Neal Stephenson, Cryptonomicon
The Internet as data highway – Daten-Autobahn; from the beginning this metaphor was smiled at contemptibly. German Chancellor Helmut Kohl rings in our ears and Al Gore is is unbearable self-righteousness.
Also Rany Waterhouse, the protagonist of Neal Stephenson’s great novel Crypotnomicon gets outraged on the sociologist Dr. Kivistik – apparently completely untouched by technology – spoiling his beautiful Internet by drawing the parallel of an “Information Superhighway” to its end.
“I know that you’re not qualified to have an opinion about technical issues.” Waterhouse barks helplessly back; the sociologist – in his opinion lacking technological insights – should just not be able to give a qualified statement on the Internet!
But the picture of the highway is very well not that inappropriate for the Internet – however not so much, because data speeds along some Backbones. It is rather, that to build Highways, you hat to plane away whole landscapes, and former remote spots suddenly become suburbs of the metropoles.

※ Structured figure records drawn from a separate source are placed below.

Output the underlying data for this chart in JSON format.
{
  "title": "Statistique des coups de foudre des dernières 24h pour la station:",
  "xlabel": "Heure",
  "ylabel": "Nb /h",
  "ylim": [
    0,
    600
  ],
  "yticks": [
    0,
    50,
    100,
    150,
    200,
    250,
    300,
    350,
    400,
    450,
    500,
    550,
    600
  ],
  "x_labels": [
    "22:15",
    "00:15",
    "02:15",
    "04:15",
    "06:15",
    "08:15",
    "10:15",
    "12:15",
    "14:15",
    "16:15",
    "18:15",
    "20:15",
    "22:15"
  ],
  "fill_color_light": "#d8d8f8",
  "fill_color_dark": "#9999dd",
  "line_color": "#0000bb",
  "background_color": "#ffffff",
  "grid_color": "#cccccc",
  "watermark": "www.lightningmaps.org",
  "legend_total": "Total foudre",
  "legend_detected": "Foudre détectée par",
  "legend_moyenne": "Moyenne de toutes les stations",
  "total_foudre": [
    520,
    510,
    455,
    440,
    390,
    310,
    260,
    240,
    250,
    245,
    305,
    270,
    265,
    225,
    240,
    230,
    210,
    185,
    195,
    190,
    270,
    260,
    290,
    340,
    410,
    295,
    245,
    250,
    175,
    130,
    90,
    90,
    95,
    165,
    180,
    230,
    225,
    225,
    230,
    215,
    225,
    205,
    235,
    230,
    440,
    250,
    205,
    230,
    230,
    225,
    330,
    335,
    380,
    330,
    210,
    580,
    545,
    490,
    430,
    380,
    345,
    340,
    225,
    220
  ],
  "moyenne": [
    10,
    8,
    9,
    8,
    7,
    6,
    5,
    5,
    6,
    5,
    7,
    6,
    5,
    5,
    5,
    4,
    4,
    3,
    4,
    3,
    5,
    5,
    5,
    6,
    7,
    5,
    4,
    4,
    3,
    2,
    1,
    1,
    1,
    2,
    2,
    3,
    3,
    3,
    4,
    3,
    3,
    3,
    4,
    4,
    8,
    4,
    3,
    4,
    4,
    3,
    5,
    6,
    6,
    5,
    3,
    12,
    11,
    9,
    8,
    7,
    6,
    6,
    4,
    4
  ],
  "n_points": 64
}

“The American way of life: [...] What America has to offer: comfort, the best gadgets in the world, ready for use,[...]wherever they go, everything is turned into a highway with the world as a wall of billboards on either side [...]“
Max Frisch puts in the mouth of his misanthrope Homo Faber. The highway as picture for waste land, the monotonous, flanked by advertising. The planing and homogenisation of once varied regions: for this analogy of highway and Internet there is likely much sympathy amongst the book sellers!

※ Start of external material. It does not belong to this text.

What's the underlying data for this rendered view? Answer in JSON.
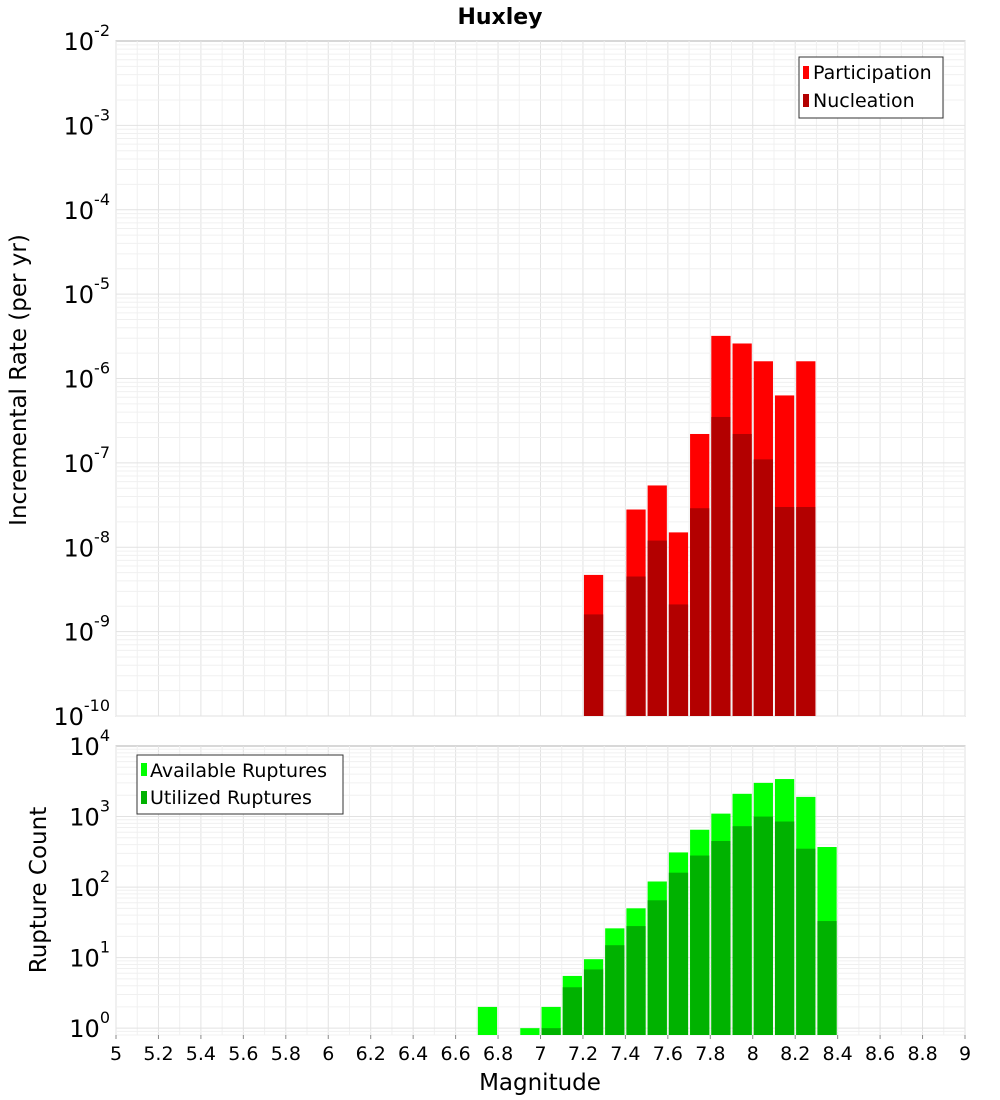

And while regions, connected to the highway get homogenised to one periphery, the remaining land moves suddenly far away. People without a car loose their connection – in the very sense of the word.
Not being active
The tendency to plane down, to grade, to misappropriate on the one hand and marginalise on the other, that comes with the Information Highway, has to get opposed by a framework that gives everybody the same chance to use the Net and at the same time preserves the multitude of opinions, and counteracts homogenisation by “affirmative action” on minorities.
In the meantime I have not been using search engines for three weeks. I am not strict with that – one week or three or for ever – this is likely the same. I have to date not reached a point, at which it would be hard to get perfectly oriented in the Internet and in the real world without Google.
In Google’s system, I see the Information Superhighway – for better and for worse- come to perfection. Everything gets in reach, everything can become visible and accessible. Everything gets planed into a hit-list, changing the world into the wall of billboards as in Max Frisch’s quote above.